How are the tags attached to their ears...?

They are adorable.. Goats are so cute..

But I am terrified of them.. Had a terrible experience when I was a little kid.. and it was something that could scar a small child. ): But they are so darn cute.


----------



## Traveller (May 6, 2010)

Aw sorry to hear you had a bad experience as a child concerning goats. After all they are adorable as you say.

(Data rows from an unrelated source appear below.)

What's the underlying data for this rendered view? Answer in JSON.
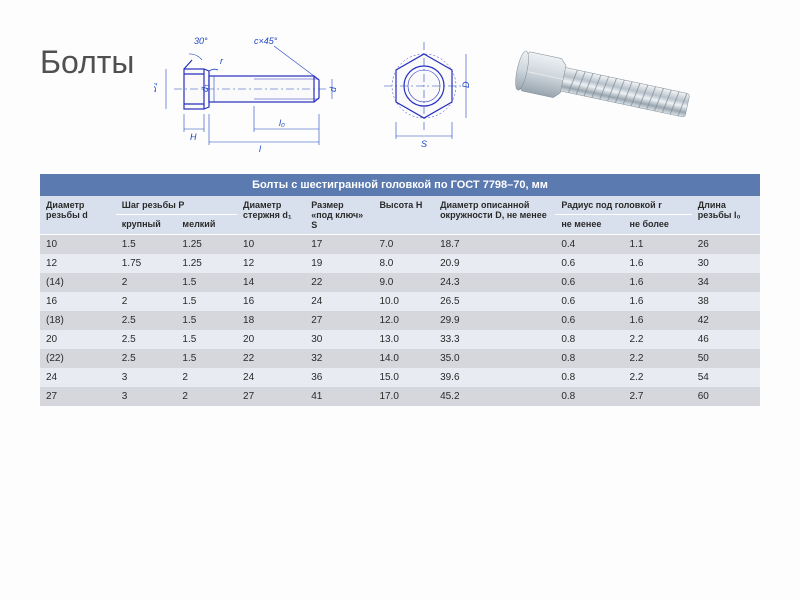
{
  "title": "Болты",
  "diagram": {
    "angle_label": "30°",
    "r_label": "r",
    "chamfer_label": "c×45°",
    "D1_label": "D₁",
    "d1_label": "d₁",
    "d_label": "d",
    "l0_label": "l₀",
    "H_label": "H",
    "l_label": "l",
    "D_label": "D",
    "S_label": "S",
    "stroke_main": "#272fbe",
    "stroke_dim": "#1d47c2",
    "stroke_center": "#1d47c2",
    "fill_bg": "#fafafa",
    "text_color": "#1d47c2",
    "linewidth": 1.2
  },
  "table": {
    "caption": "Болты с шестигранной головкой по ГОСТ 7798–70, мм",
    "headers_row1": [
      "Диаметр резьбы d",
      "Шаг резьбы P",
      "Диаметр стержня d₁",
      "Размер «под ключ» S",
      "Высота H",
      "Диаметр описанной окружности D, не менее",
      "Радиус под головкой r",
      "Длина резьбы l₀"
    ],
    "headers_row2": {
      "large": "крупный",
      "small": "мелкий",
      "not_less": "не менее",
      "not_more": "не более"
    },
    "rows": [
      [
        "10",
        "1.5",
        "1.25",
        "10",
        "17",
        "7.0",
        "18.7",
        "0.4",
        "1.1",
        "26"
      ],
      [
        "12",
        "1.75",
        "1.25",
        "12",
        "19",
        "8.0",
        "20.9",
        "0.6",
        "1.6",
        "30"
      ],
      [
        "(14)",
        "2",
        "1.5",
        "14",
        "22",
        "9.0",
        "24.3",
        "0.6",
        "1.6",
        "34"
      ],
      [
        "16",
        "2",
        "1.5",
        "16",
        "24",
        "10.0",
        "26.5",
        "0.6",
        "1.6",
        "38"
      ],
      [
        "(18)",
        "2.5",
        "1.5",
        "18",
        "27",
        "12.0",
        "29.9",
        "0.6",
        "1.6",
        "42"
      ],
      [
        "20",
        "2.5",
        "1.5",
        "20",
        "30",
        "13.0",
        "33.3",
        "0.8",
        "2.2",
        "46"
      ],
      [
        "(22)",
        "2.5",
        "1.5",
        "22",
        "32",
        "14.0",
        "35.0",
        "0.8",
        "2.2",
        "50"
      ],
      [
        "24",
        "3",
        "2",
        "24",
        "36",
        "15.0",
        "39.6",
        "0.8",
        "2.2",
        "54"
      ],
      [
        "27",
        "3",
        "2",
        "27",
        "41",
        "17.0",
        "45.2",
        "0.8",
        "2.7",
        "60"
      ]
    ],
    "col_widths_pct": [
      10,
      8,
      8,
      9,
      9,
      8,
      16,
      9,
      9,
      9
    ],
    "header_bg": "#5b7ab0",
    "header_fg": "#ffffff",
    "subheader_bg": "#d9e0ed",
    "row_odd_bg": "#d5d7dd",
    "row_even_bg": "#e8ebf1",
    "font_size_body": 10,
    "font_size_header": 9
  }
}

The tags are just like an earring.


----------



## ChiKat (May 6, 2010)

I LOVE baby goats! They are so adorable.
Xavier is my favorite "X" name. (Pronounced 'Zavier')


----------



## Isa (May 12, 2010)

Awww I love Baby goats too  They are so cute and have sweet little faces!


----------



## Traveller (May 13, 2010)

Thanks everyone for the comments.
Anymore suggestions for names, I'm all ears.
We're up to 10 kids so far and 5 does to go.


----------



## Itort (May 13, 2010)

What are the sexs and what is the market like for Boers there ?


----------



## dmward1978 (May 13, 2010)

Xander is a cool name!!


----------



## Stephanie Logan (May 13, 2010)

Here's one list from Google:

http://www.nameyournewbaby.com/X

Good luck finding enough names! X is a tough letter.


----------



## latshki (May 13, 2010)

awwww i love goats especially the rectangular pupils 
if I ever get a small farm i want goats and pigs and of course torts 
congrats though they are too cute


----------



## Traveller (May 14, 2010)

Thanks for the link Stephanie Logan, I'll definitely check it out. I do usually use lists like that but X is for sure a tough letter.

Chikit thanks I will use Xavier,

dmward I do like Xander also.

Itort, the market up here is favourable, but at times can be seasonal.
I raise mine for show and also most for our own use but I do send a handful every year to buyers in Ottawa or Toronto.

We had another 4 doelings born yesterday, with 4 does yet to go.


----------